Here are your results:
And yes, I did leave out the charts that didn't support my point.

And remember, those WITH performance gains show so because of the bus width, IMO. It's just that this was the best I can find to directly compare two identical systems with only the card beings swapped out.
Even with those advantages, even WITH the 256 bit bus width, you only see gains up around 2048x1536 with max settings, and the framerate on most games was not playable anyway. To top it off, the article notes that even with a massive 100MB dump to the system memory, performance didn't take a noticeable hit till afterward. What does that tell me?
1) Even with the 256-bit interface, clock speed is a major factor when it comes to VRAM utilization.
2) Dumping to system memory isn't going to ruin your numbers until you get above 100MB.
3) The TYPE of memory used (512MB of GDDR2 vs 256 of GDDR3) has an even bigger effect on the card.

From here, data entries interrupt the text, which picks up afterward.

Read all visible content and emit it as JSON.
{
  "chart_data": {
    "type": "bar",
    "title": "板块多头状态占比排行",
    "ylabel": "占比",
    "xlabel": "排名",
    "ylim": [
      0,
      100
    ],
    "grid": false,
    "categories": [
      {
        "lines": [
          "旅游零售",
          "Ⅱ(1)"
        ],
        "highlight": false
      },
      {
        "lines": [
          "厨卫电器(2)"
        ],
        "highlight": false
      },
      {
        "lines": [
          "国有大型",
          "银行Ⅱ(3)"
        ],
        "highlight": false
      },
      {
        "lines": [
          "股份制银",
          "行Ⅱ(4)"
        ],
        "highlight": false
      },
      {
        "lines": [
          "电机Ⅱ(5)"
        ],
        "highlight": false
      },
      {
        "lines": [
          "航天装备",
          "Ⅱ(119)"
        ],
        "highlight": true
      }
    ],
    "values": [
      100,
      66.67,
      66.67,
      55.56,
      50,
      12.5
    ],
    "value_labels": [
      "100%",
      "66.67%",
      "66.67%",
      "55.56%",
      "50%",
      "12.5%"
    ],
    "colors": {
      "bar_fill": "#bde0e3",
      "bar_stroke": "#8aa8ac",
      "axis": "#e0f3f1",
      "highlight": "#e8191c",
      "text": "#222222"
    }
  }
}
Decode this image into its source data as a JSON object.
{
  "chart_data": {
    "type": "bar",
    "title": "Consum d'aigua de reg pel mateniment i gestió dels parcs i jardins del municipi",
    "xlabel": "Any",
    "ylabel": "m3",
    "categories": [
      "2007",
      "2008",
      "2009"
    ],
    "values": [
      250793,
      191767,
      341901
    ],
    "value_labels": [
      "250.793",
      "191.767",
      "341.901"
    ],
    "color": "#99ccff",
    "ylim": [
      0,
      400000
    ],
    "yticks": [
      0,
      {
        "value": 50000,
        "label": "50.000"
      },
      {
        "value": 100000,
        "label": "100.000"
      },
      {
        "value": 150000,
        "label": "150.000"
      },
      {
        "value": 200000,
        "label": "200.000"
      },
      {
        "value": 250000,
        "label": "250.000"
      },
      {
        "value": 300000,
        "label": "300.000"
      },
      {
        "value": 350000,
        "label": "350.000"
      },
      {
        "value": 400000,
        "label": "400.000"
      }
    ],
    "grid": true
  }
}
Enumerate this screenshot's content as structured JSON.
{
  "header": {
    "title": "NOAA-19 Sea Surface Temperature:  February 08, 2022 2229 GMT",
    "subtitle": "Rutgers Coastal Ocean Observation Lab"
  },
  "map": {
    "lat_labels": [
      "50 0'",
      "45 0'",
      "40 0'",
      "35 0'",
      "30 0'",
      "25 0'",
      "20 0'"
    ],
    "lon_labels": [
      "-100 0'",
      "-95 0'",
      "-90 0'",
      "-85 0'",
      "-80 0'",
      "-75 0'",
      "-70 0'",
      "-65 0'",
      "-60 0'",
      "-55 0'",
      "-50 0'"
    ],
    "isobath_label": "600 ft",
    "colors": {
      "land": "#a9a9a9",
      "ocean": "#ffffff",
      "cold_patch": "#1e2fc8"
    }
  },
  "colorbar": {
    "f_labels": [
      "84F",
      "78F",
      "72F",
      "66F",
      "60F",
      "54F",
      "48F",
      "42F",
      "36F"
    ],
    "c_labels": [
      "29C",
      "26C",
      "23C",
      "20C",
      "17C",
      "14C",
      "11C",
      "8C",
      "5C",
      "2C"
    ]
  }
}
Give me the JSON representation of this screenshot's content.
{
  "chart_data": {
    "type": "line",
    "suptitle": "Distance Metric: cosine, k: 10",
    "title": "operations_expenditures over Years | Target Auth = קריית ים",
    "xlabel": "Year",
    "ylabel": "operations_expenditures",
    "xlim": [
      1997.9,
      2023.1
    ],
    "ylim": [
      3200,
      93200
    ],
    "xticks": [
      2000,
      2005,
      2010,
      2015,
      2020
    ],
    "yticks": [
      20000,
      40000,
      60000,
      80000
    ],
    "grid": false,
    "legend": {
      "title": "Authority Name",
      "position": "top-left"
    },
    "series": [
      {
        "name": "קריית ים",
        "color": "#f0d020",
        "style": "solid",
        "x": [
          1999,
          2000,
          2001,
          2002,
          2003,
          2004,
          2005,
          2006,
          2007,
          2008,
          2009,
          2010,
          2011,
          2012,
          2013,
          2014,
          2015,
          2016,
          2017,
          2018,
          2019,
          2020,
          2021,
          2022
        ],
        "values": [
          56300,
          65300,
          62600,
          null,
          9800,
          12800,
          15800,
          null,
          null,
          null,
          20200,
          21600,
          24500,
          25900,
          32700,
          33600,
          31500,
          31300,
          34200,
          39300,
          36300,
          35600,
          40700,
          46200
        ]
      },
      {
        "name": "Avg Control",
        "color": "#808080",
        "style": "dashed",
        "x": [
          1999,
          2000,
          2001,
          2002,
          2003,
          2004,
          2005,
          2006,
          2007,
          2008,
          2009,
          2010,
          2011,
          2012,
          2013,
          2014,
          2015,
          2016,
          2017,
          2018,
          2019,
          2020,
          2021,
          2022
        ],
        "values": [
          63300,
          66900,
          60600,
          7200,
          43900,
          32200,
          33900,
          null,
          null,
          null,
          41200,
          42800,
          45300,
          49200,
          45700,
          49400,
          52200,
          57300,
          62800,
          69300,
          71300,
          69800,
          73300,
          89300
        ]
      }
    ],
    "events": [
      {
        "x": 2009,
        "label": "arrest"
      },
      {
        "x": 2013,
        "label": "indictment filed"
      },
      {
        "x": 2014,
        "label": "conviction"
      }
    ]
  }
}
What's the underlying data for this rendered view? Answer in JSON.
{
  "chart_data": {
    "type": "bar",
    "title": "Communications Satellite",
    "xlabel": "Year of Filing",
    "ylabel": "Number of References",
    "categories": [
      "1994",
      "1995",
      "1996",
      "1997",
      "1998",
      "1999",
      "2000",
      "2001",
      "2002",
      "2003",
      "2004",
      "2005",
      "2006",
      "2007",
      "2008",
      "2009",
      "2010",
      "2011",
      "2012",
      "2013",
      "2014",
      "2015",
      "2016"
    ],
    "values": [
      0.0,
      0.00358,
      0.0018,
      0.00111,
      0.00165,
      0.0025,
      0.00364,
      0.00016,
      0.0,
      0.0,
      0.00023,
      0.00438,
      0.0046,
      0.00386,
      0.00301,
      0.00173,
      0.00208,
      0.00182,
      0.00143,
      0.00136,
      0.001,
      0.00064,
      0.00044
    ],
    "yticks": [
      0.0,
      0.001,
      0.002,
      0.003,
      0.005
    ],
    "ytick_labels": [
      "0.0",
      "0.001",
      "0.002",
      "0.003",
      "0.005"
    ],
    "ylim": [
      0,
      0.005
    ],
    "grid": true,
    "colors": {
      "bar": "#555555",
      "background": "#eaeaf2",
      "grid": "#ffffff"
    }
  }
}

4) In order to see the benefits, your other hardware (CPU, RAM, etc) must exceed what a notebook can provide (without bursting into flames

)
With that in mind, I can honestly tell you that the extra RAM in the 9600 will do next to nothing thanks to the bus width and the clock speed. (This is slightly dependent on Apple's habit of underclocking but I'd stand to say you wouldn't see a boost even if they didn't.) To answer you directly: Unless you are looking at a higher clocked card coupled with a fast CPU and good RAM, the extra memory will give you next to nothing (<1%). It simply shifts the bottleneck.